外国語

出典: フリー百科事典『ウィキペディア(Wikipedia)』
移動: 案内検索

外国語(がいこくご、foreign language[1])とは、外国で使われている言語のことである[2]

概説[編集]

外国語とは外国で使われている言語のことである。

例えば、イギリス人にとってはイタリア語スペイン語ポルトガル語フランス語ドイツ語スウェーデン語ロシア語アラビア語中国語朝鮮語日本語… 等々は外国語である。また、フランス人にとっては、英語、ドイツ語、スペイン語、イタリア語、ロシア語、アラビア語、中国語、朝鮮語、日本語 等々は外国語である。

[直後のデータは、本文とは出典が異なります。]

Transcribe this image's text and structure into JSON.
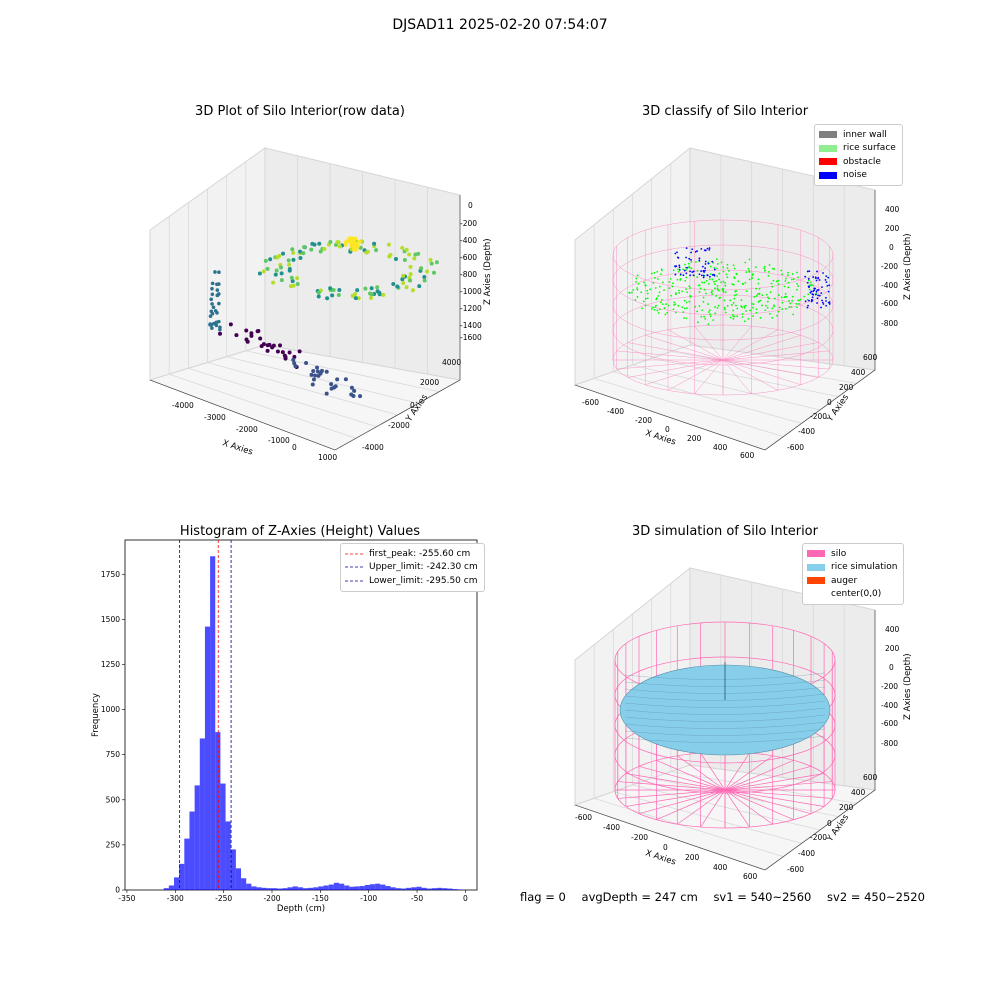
{
  "suptitle": "DJSAD11 2025-02-20 07:54:07",
  "colors": {
    "inner_wall": "#808080",
    "rice_surface": "#90ee90",
    "obstacle": "#ff0000",
    "noise": "#0000ff",
    "silo": "#ff69b4",
    "rice_simulation": "#87ceeb",
    "auger": "#ff4500",
    "hist_bar": "#0000ff",
    "first_peak_line": "#ff0000",
    "limit_line": "#00008b"
  },
  "status": {
    "flag": "flag = 0",
    "avg_depth": "avgDepth = 247 cm",
    "sv1": "sv1 = 540~2560",
    "sv2": "sv2 = 450~2520"
  },
  "chart_data": [
    {
      "type": "scatter3d",
      "title": "3D Plot of Silo Interior(row data)",
      "xlabel": "X Axies",
      "ylabel": "Y Axies",
      "zlabel": "Z Axies (Depth)",
      "xticks": [
        "-4000",
        "-3000",
        "-2000",
        "-1000",
        "0",
        "1000"
      ],
      "yticks": [
        "-4000",
        "-2000",
        "0",
        "2000",
        "4000"
      ],
      "zticks": [
        "0",
        "-200",
        "-400",
        "-600",
        "-800",
        "-1000",
        "-1200",
        "-1400",
        "-1600"
      ],
      "colormap": "viridis",
      "grid": true
    },
    {
      "type": "scatter3d",
      "title": "3D classify of Silo Interior",
      "xlabel": "X Axies",
      "ylabel": "Y Axies",
      "zlabel": "Z Axies (Depth)",
      "xticks": [
        "-600",
        "-400",
        "-200",
        "0",
        "200",
        "400",
        "600"
      ],
      "yticks": [
        "-600",
        "-400",
        "-200",
        "0",
        "200",
        "400",
        "600"
      ],
      "zticks": [
        "400",
        "200",
        "0",
        "-200",
        "-400",
        "-600",
        "-800"
      ],
      "legend": [
        "inner wall",
        "rice surface",
        "obstacle",
        "noise"
      ],
      "legend_position": "top-right",
      "grid": true
    },
    {
      "type": "bar",
      "title": "Histogram of Z-Axies (Height) Values",
      "xlabel": "Depth (cm)",
      "ylabel": "Frequency",
      "xlim": [
        -352,
        12
      ],
      "ylim": [
        0,
        1940
      ],
      "xticks": [
        -350,
        -300,
        -250,
        -200,
        -150,
        -100,
        -50,
        0
      ],
      "yticks": [
        0,
        250,
        500,
        750,
        1000,
        1250,
        1500,
        1750
      ],
      "bin_width": 5.33,
      "bin_starts": [
        -312,
        -306.67,
        -301.33,
        -296,
        -290.67,
        -285.33,
        -280,
        -274.67,
        -269.33,
        -264,
        -258.67,
        -253.33,
        -248,
        -242.67,
        -237.33,
        -232,
        -226.67,
        -221.33,
        -216,
        -210.67,
        -205.33,
        -200,
        -194.67,
        -189.33,
        -184,
        -178.67,
        -173.33,
        -168,
        -162.67,
        -157.33,
        -152,
        -146.67,
        -141.33,
        -136,
        -130.67,
        -125.33,
        -120,
        -114.67,
        -109.33,
        -104,
        -98.67,
        -93.33,
        -88,
        -82.67,
        -77.33,
        -72,
        -66.67,
        -61.33,
        -56,
        -50.67,
        -45.33,
        -40,
        -34.67,
        -29.33,
        -24,
        -18.67,
        -13.33,
        -8
      ],
      "counts": [
        10,
        25,
        70,
        145,
        285,
        435,
        580,
        840,
        1460,
        1850,
        875,
        590,
        380,
        225,
        120,
        65,
        35,
        20,
        15,
        12,
        10,
        10,
        8,
        10,
        15,
        20,
        15,
        10,
        12,
        15,
        20,
        25,
        30,
        40,
        35,
        25,
        18,
        20,
        22,
        28,
        32,
        35,
        30,
        22,
        15,
        10,
        8,
        12,
        15,
        18,
        12,
        8,
        10,
        12,
        10,
        8,
        5,
        3
      ],
      "vlines": [
        {
          "label": "first_peak: -255.60 cm",
          "x": -255.6,
          "color": "red"
        },
        {
          "label": "Upper_limit: -242.30 cm",
          "x": -242.3,
          "color": "darkblue"
        },
        {
          "label": "Lower_limit: -295.50 cm",
          "x": -295.5,
          "color": "darkblue"
        }
      ],
      "legend_position": "top-right"
    },
    {
      "type": "surface3d",
      "title": "3D simulation of Silo Interior",
      "xlabel": "X Axies",
      "ylabel": "Y Axies",
      "zlabel": "Z Axies (Depth)",
      "xticks": [
        "-600",
        "-400",
        "-200",
        "0",
        "200",
        "400",
        "600"
      ],
      "yticks": [
        "-600",
        "-400",
        "-200",
        "0",
        "200",
        "400",
        "600"
      ],
      "zticks": [
        "400",
        "200",
        "0",
        "-200",
        "-400",
        "-600",
        "-800"
      ],
      "legend": [
        "silo",
        "rice simulation",
        "auger",
        "center(0,0)"
      ],
      "legend_position": "top-right",
      "grid": true
    }
  ]
}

日本人にとっては、基本的に日本語以外は全て外国語である。つまり日本人にとっては朝鮮語、中国語、ベトナム語、ロシア語、アラビア語ギリシア語、ハンガリー語、ブルガリア語、イタリア語、スペイン語、フランス語、英語、ドイツ語、オランダ語、ポーランド語、スウェーデン語、フィンランド語 等々等々はどれも外国語である。

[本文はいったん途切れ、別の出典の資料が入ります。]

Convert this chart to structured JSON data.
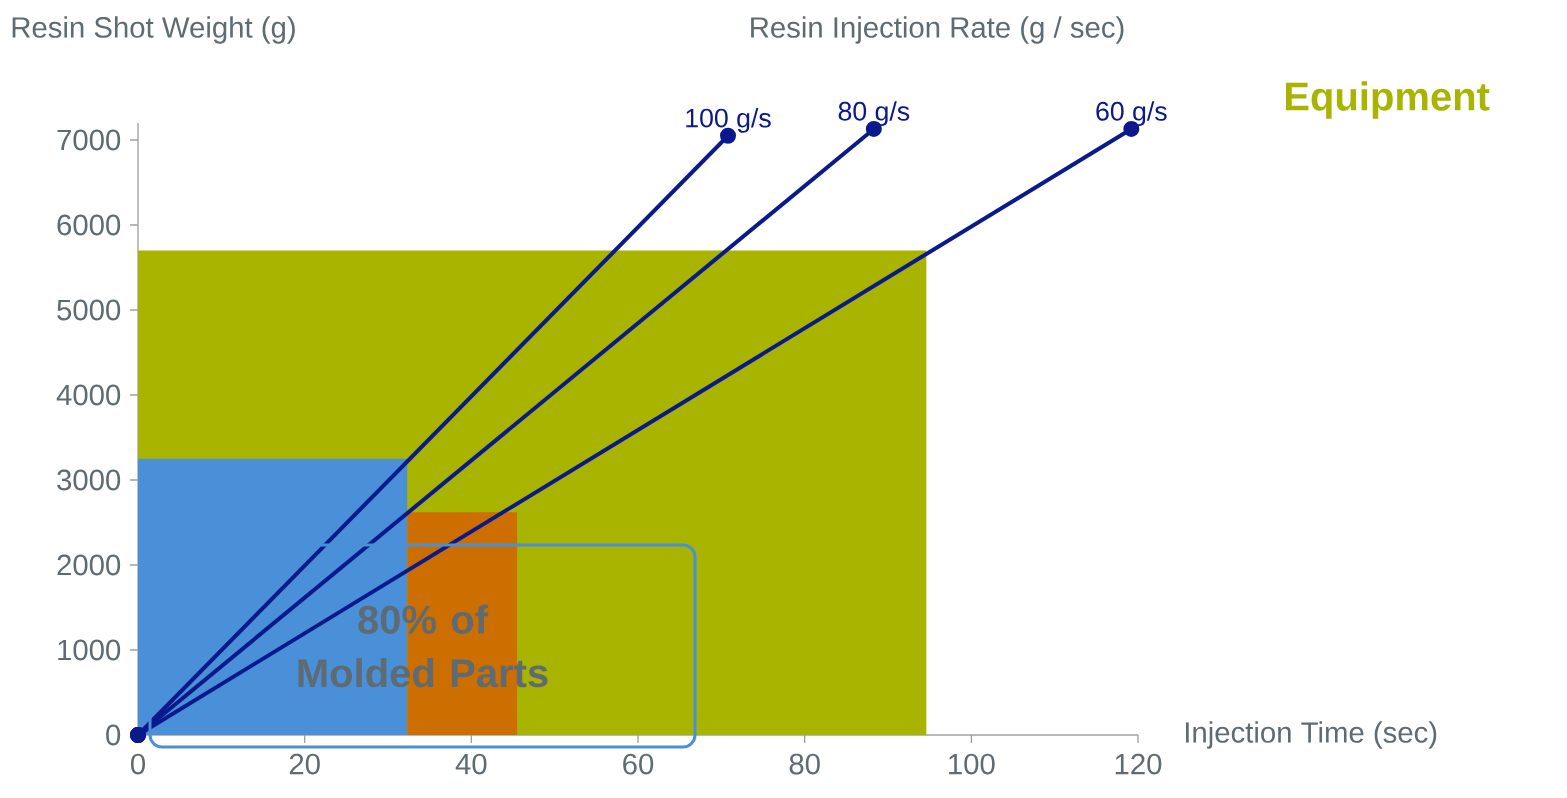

ただし、日本人といっても日系人にとっては事情は異なり、日系ブラジル人にとってはブラジル語(ブラジル流のポルトガル語)は外国語ではない。特に日系ブラジル人2世、3世~にとっては、ブラジル語は自国語である。日系ペルー人 2世、3世~にとっても、スペイン語は自国語である。

なお、「外国語」と言っても、どの程度理解しづらいか、ということは、自国語とその外国語との言語学的な姻戚関係の深さにもよる。たとえばスペイン人にとっては、ドイツ語、英語、イタリア語、フランス語等はたしかに定義としては「外国語」なのだが、このうちイタリア語(やフランス語)関しては、「外国語」ではあっても、特に学習しなくても、声を聞いていると文章の意味のおおよそは分かる、と言われる(つまり、文章のおおまかな意味の「聞き取り」はできる)。というのはイタリア語、スペイン語、フランス語はともにローマ帝国の言葉であるラテン語が、同帝国が支配した広大な地域の中で分化したもの(一種の方言)がルーツであり、今も伊・西・仏語には共通の痕跡やそっくりの形の語彙が非常に多数残っているためである。ただし、話すことに関してはある程度学習しないとやはりできない。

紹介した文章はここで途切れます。